Miss Junk tossed her head and snorted again loudly. "Oh, yes--he has his reasons," she admitted, "and Old Bailey ones they are, I dessay. But there's somethin' 'anging over his head. Don't ask me what it is, fur never shall you know, by reason of my being ignorant. But whatever it is, Mr. Beecot, it's something wicked, and shall I see my own pretty in trouble?"
"How do you know there will be trouble?" interrupted Paul, anxiously.
"I've heard him pray," said Miss Junk, mysteriously--"yes, you may look, for there ain't no prayer in the crafty eye of him--but pray he do, and asks to be kept from danger--"
"Danger?"
"Danger's the word, for I won't deceive you, no, not if you paid me better wages than the old man do give and he's as near as the paring of an inion. So I ses to Bart, if there's danger and trouble and Old Baileys about, the sooner Miss Sylvia have some dear man to give her a decent name and pertect her the more happy old Deborah will be. So I looked and looked for what you might call a fairy prince as I've heard tell of in pantomimes, and when you comes she loses her heart to you. So I ses, find out, Bart, what he is, and--"

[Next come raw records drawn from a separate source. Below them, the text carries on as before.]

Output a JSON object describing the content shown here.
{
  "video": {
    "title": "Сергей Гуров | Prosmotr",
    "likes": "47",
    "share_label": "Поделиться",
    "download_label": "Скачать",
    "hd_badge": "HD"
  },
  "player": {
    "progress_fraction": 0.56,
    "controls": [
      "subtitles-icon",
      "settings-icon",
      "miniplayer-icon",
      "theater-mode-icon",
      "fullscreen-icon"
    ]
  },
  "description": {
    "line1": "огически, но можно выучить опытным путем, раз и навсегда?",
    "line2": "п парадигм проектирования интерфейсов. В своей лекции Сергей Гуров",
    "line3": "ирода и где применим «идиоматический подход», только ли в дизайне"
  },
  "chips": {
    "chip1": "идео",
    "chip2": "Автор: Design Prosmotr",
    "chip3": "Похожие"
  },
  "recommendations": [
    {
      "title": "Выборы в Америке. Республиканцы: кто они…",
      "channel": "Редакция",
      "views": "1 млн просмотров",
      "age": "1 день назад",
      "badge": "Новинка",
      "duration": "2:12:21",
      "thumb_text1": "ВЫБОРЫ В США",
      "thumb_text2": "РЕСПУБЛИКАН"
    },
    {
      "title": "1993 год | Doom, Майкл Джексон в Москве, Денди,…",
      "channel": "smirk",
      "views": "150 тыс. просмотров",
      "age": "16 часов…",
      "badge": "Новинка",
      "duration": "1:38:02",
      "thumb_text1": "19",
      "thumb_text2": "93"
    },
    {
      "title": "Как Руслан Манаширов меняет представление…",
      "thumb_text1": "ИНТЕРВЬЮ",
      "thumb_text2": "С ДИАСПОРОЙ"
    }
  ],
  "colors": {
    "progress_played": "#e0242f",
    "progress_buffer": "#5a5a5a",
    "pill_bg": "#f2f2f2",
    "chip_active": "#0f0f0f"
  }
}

"Yes, yes, I see. Well, Deborah, you can depend upon my looking after your pretty mistress. If I were only reconciled with my father I would speak to Mr. Norman."
"Don't, sir--don't!" cried the woman, fiercely, and making a clutch at Paul's arm; "he'll turn you out, he will, not being anxious fur anyone to have my flower, though love her as he oughter do, he don't, no,"
cried Deborah, "nor her ma before her, who died with a starvin' 'eart.
But you run away with my sweetest and make her your own, though her pa swears thunderbolts as you may say. Take her from this place of wickedness and police-courts." And Deborah looked round the cellar with a shudder. Suddenly she started and held up her finger, nodding towards a narrow door at the side of the cellar. "Master's footstep," she said in a harsh whisper. "I'd know it in a thousand--just like a thief's, ain't it?--stealing as you might say. Don't tell him you've seen me."
"But Sylvia," cried Paul, catching her dress as she pa.s.sed him.
"Her you'll see, if I die for it," said Deborah, and whirled up the wooden steps in a silent manner surprising in so noisy a woman. Paul heard the trap-door drop with a stealthy creak.